I am confused on analyzing the time complexity on a 'for loop'. Do the contents in the loop not counted like example:

for(i=0;i<=n;i++){
   statement
       .
       .
}

Wouldnt i=0 excute once, i<=n excute (n+1), and i++ execute n times. So why is the time complexity only counted (n+1) times for the 'for loop'? shouln't the contents inside be summed like: 1+n+1+n? just confused since my prof summed them up but the book only counted (n+1).

Answer 1

What you are asking is what the asymptotic notation is all about.
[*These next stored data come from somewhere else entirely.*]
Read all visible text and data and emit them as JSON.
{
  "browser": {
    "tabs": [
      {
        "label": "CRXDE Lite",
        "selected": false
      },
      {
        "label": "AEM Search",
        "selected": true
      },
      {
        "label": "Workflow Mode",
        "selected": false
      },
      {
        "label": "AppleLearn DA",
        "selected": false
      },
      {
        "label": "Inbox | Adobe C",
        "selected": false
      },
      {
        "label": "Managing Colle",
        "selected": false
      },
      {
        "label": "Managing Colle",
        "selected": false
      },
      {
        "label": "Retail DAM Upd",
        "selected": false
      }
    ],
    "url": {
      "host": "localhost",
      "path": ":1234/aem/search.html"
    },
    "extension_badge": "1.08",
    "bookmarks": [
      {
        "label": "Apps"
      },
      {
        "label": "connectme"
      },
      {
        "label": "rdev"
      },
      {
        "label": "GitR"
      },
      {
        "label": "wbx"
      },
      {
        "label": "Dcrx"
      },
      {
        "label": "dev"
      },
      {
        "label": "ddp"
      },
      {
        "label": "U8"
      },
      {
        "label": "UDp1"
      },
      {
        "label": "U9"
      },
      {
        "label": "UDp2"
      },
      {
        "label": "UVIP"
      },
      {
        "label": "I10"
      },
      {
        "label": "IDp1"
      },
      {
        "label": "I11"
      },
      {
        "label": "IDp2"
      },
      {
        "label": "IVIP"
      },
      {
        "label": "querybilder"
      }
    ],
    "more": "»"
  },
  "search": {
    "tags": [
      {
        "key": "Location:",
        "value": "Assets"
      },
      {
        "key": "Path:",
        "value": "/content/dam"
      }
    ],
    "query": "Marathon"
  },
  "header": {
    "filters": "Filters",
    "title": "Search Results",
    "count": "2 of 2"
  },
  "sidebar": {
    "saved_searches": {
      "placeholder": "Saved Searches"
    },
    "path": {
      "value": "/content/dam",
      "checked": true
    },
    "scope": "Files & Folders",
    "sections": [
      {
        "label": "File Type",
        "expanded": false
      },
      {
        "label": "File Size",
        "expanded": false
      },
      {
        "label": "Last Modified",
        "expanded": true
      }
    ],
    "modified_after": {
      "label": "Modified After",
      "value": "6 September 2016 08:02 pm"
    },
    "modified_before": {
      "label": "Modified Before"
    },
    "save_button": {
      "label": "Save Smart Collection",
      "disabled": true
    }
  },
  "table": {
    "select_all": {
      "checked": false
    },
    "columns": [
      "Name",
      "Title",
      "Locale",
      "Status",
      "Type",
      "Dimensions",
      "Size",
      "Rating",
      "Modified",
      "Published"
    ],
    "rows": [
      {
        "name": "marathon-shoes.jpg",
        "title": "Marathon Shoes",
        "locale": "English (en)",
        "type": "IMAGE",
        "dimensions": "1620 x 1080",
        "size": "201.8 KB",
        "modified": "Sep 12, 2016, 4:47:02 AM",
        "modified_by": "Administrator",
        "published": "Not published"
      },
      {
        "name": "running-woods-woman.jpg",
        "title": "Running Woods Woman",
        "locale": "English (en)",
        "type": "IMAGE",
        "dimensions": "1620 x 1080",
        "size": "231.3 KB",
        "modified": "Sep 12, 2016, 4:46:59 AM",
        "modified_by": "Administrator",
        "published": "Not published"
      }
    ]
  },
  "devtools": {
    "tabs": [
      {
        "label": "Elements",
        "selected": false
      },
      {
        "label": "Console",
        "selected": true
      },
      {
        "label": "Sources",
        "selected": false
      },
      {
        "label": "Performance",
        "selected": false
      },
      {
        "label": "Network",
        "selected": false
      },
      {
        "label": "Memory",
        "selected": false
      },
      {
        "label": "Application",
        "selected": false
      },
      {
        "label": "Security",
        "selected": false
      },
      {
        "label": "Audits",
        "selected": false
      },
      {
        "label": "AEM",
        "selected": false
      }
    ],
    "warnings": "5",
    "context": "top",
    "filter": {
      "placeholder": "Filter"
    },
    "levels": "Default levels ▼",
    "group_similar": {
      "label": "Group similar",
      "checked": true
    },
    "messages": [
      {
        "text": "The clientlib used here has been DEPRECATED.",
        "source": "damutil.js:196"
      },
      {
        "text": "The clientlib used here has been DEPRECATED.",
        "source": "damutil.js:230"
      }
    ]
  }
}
Say that you have a program like the following

for (i = 0; i < n; ++i) {
    print("hello")
}

that compiles into a fictional pseudocode machine language in which each of the numbered items below are single machine instructions:

 1. let i -> 0 
 2. if (i >= n) goto 6. 
 3. print "hello" 
 4. increment i 
 5. goto 2. 
 6. ... (continue with the rest of the program)

then for a given n the total number instructions that will run when executing the loop is 4 n + 1, one instruction to initialize i and four instructions for the body of the loop which executes n times.

Big-O et. al. is about how a function like f( n ) = 4 n + 1 behaves as n grows. The definition of Big-O is basically that for large n 's some function f( n ) is O(g( n )) if there exists a constant k such that

f( n ) ≤ k g( n ).

In this case if g( n ) = n we can see that, for all values of n greater than zero, f( n ) ≤ 5 g( n ) so 5 is a valid k and we can say that f( n ) is O( n ).

This is the point of Big-O: it lets us talk about how functions grow ignoring additive and multiplicative constants.